Gen Z shows stronger engagement: 51% of Gen Zers and 70% of millennials interact with AI-powered assistants daily, per ThinkNow Research. Gen Z voice assistant use is growing 9.1% year over year, the fastest of any generation.

What are the marketing opportunities in voice AI?

Voice AI creates new surfaces for brand visibility, but the rules differ from traditional digital marketing.

  • Conversational search optimization: As voice interfaces become primary information sources, brands must optimize for natural language queries, not just keywords. Being the first answer matters more than ranking on a results page.
  • In-car advertising and commerce: 76% of US drivers would use voice assistants with generative AI in vehicles, per SoundHound AI research. Automotive contexts offer captive audiences for audio-based brand engagement.
  • Voice-first commerce: Amazon's Alexa+ can execute purchases, book tickets, and order groceries. Brands with voice-optimized product listings and Alexa skills gain distribution in these moments.

How should marketers evaluate voice AI investments in 2026?

Voice AI investment decisions should start with audience behavior, not technology adoption.

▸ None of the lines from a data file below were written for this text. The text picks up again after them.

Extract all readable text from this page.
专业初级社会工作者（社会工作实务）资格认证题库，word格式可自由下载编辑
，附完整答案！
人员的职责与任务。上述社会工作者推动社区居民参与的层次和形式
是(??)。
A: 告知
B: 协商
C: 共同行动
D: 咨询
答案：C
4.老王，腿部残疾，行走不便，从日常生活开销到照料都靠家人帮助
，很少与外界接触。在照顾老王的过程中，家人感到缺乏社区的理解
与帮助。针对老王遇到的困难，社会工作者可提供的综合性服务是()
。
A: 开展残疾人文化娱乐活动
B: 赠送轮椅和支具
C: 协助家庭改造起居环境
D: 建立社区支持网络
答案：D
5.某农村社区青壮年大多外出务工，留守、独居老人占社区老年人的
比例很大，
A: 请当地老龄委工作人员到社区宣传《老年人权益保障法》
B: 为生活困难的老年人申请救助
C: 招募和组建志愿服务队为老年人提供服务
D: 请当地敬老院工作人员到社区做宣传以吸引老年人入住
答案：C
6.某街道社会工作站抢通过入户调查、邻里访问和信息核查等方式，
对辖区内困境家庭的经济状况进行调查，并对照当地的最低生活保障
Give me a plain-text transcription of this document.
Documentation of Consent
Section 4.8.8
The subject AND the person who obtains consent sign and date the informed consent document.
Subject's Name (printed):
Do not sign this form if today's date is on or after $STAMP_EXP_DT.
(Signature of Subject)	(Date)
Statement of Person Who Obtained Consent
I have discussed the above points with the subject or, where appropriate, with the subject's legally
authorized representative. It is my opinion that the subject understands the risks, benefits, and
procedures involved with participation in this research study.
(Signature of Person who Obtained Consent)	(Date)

  1. Assess your audience's voice usage. Gen Z and millennials show the highest daily engagement with AI assistants. If your customer base skews younger, voice optimization is more urgent. If it skews older, voice remains supplementary.
  2. Prioritize conversational search visibility. Ensure your brand appears in AI-generated answers. This means structured data, clear entity relationships, and content that directly answers common questions about your products and category.
  3. Test voice commerce cautiously. Voice purchasing remains limited to low-consideration, repeat purchases. Start with reordering and subscription models rather than complex product discovery.
  4. Monitor platform fragmentation. The voice ecosystem is splintering. ChatGPT, Alexa+, Siri, and Google each use different AI models and have different commerce capabilities. Cross-platform voice strategies require more resources than single-platform bets.
  5. Prepare for audio-first interfaces. OpenAI's device ambitions suggest a future where some consumers interact with AI without screens. Brands that develop audio identities and voice-first experiences now will be better positioned.

We prepared this article with the assistance of generative AI tools and stand behind its accuracy, quality, and originality.